I remember once again calling for a water heater leaking at our rental while my wife and I were traveling on the southern tip of South America on the Magellan route. It was pretty much just a sea between us and Antarctica! We were ready to go on a trip in the penguin colony when I got the message, so I called my trusted plumber, told the situation, asked him to handle it and continued to see the penguins.
If prospects of these types of calls or situations cause you to lose sleep, you may want to reconsider being a landlord.
Curelop: I will advocate this by saying that anyone can hack. There are different levels of housekeeping, some of them more aggressive than others. The most aggressive buys a house and rents it while staying under a bridge, but most do not want to. The traditional way is to buy a duplex or quadplex, stay in one unit and rent the other units so that the rent from these units covers your mortgage. Anyone can do it: a single person, a couple, a family.
If you are a family that wants a little more space than you can get from a square, you can buy a large house with an additional home. You can Airbnb or rent the extra home, which will partially offset your mortgage. Instead of paying $ 2K or $ 3K each month for your loan, you pay half of it.

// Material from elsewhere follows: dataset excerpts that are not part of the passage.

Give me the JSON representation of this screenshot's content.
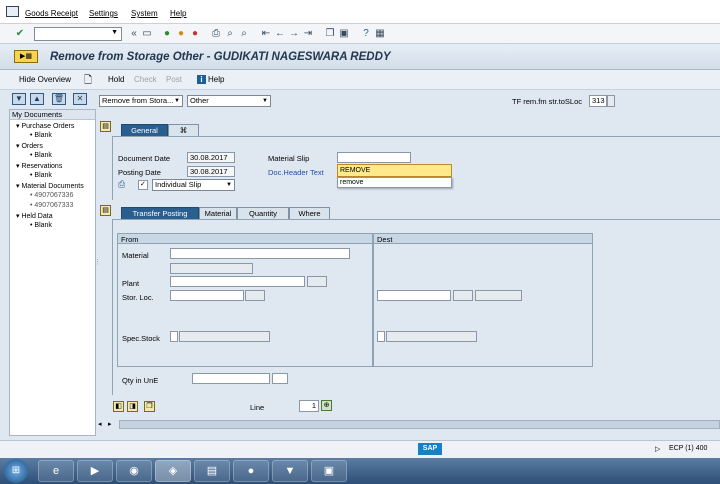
{
  "menu": {
    "items": [
      "Goods Receipt",
      "Settings",
      "System",
      "Help"
    ]
  },
  "toolbar": {
    "command_value": "",
    "icons": [
      "enter-icon",
      "save-icon",
      "back-icon",
      "exit-icon",
      "cancel-icon",
      "print-icon",
      "find-icon",
      "find-next-icon",
      "first-page-icon",
      "prev-page-icon",
      "next-page-icon",
      "last-page-icon",
      "new-session-icon",
      "shortcut-icon",
      "help-icon",
      "layout-icon"
    ]
  },
  "title": "Remove from Storage Other - GUDIKATI NAGESWARA REDDY",
  "app_toolbar": {
    "hide_overview": "Hide Overview",
    "hold": "Hold",
    "check": "Check",
    "post": "Post",
    "help": "Help"
  },
  "header_row": {
    "transaction": "Remove from Stora...",
    "reference": "Other",
    "movement_label": "TF rem.fm str.toSLoc",
    "movement_type": "313"
  },
  "tree": {
    "header": "My Documents",
    "nodes": [
      {
        "label": "Purchase Orders",
        "children": [
          "Blank"
        ]
      },
      {
        "label": "Orders",
        "children": [
          "Blank"
        ]
      },
      {
        "label": "Reservations",
        "children": [
          "Blank"
        ]
      },
      {
        "label": "Material Documents",
        "children": [
          "4907067336",
          "4907067333"
        ]
      },
      {
        "label": "Held Data",
        "children": [
          "Blank"
        ]
      }
    ]
  },
  "general_tabs": [
    "General",
    "⌘"
  ],
  "general": {
    "document_date_label": "Document Date",
    "document_date": "30.08.2017",
    "posting_date_label": "Posting Date",
    "posting_date": "30.08.2017",
    "print_checked": "✓",
    "slip_type": "Individual Slip",
    "material_slip_label": "Material Slip",
    "material_slip": "",
    "header_text_label": "Doc.Header Text",
    "header_text": "REMOVE",
    "suggestion": "remove"
  },
  "detail_tabs": [
    "Transfer Posting",
    "Material",
    "Quantity",
    "Where"
  ],
  "transfer": {
    "from_label": "From",
    "dest_label": "Dest",
    "material_label": "Material",
    "plant_label": "Plant",
    "stor_loc_label": "Stor. Loc.",
    "spec_stock_label": "Spec.Stock",
    "qty_label": "Qty in UnE",
    "line_label": "Line",
    "line_value": "1"
  },
  "status": {
    "sap_logo": "SAP",
    "system": "ECP (1) 400"
  },
  "taskbar": {
    "apps": [
      "start-button",
      "internet-explorer",
      "media-player",
      "chrome",
      "sap-logon",
      "file-explorer",
      "app-red",
      "app-blue",
      "app-image"
    ]
  },
  "colors": {
    "title_bg": "#dae4ee",
    "active_tab": "#2a5e8e",
    "taskbar": "#3a5f88"
  }
}
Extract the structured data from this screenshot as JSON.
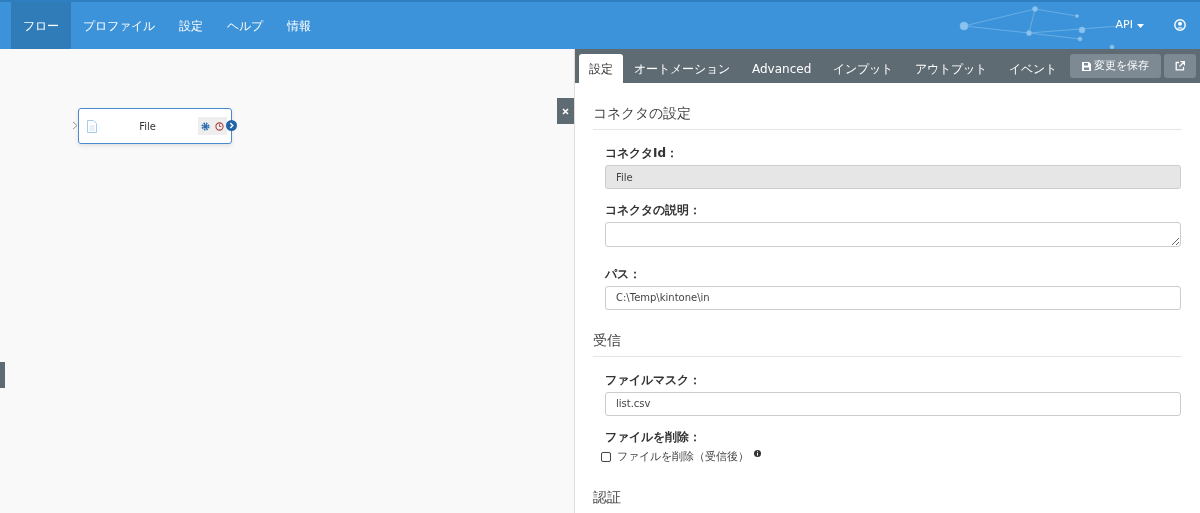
{
  "nav": {
    "items": [
      {
        "label": "フロー",
        "selected": true
      },
      {
        "label": "プロファイル",
        "selected": false
      },
      {
        "label": "設定",
        "selected": false
      },
      {
        "label": "ヘルプ",
        "selected": false
      },
      {
        "label": "情報",
        "selected": false
      }
    ],
    "api_menu": "API"
  },
  "canvas": {
    "node": {
      "label": "File"
    }
  },
  "panel": {
    "tabs": [
      {
        "label": "設定",
        "selected": true
      },
      {
        "label": "オートメーション",
        "selected": false
      },
      {
        "label": "Advanced",
        "selected": false
      },
      {
        "label": "インプット",
        "selected": false
      },
      {
        "label": "アウトプット",
        "selected": false
      },
      {
        "label": "イベント",
        "selected": false
      }
    ],
    "save_button": "変更を保存",
    "sections": [
      {
        "title": "コネクタの設定",
        "fields": [
          {
            "kind": "input",
            "label": "コネクタId：",
            "value": "File",
            "disabled": true
          },
          {
            "kind": "textarea",
            "label": "コネクタの説明：",
            "disabled": false
          },
          {
            "kind": "input",
            "label": "パス：",
            "value": "C:\\Temp\\kintone\\in",
            "disabled": false
          }
        ]
      },
      {
        "title": "受信",
        "fields": [
          {
            "kind": "input",
            "label": "ファイルマスク：",
            "value": "list.csv",
            "disabled": false
          },
          {
            "kind": "checkbox",
            "label": "ファイルを削除：",
            "option": "ファイルを削除（受信後）",
            "checked": false
          }
        ]
      },
      {
        "title": "認証"
      }
    ]
  }
}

Is it better to buy a built-in finished property or a fixer-top?
Carson: An old mentor of mine used to say "always look for good dogs with fleas". What he meant was that the best offers otherwise are good properties with problems. It's the idea to buy the worst house in a good street. So, fixer-uppers are really a common property challenge that you can learn to overcome in exchange for a lower price.
Of course, the challenge does not go over the head with a fixer-upper as a new investor. I recommend that you stick to cosmetic rehabs, where you can renovate landscape architecture, paint, windows, new floors, new countertops, new lamps etc. You can also make money to move walls or rip out the entire kitchen or bathroom, but much more can go wrong too.
Curelop: To add the most value and produce the greatest net value, you want to buy a fixer-upper. However, there will be more work, more time and more upward costs. If you are looking for something a little less risky, I would get something that is ready to live in. If you get an owner-occupied loan, you must be ready to stay there 60 days after closing.
Finding a place that needs some cosmetic updates – maybe fixing cabinets or adding new lamps or floors – is a great way to increase the value of your house while you can rent it quickly.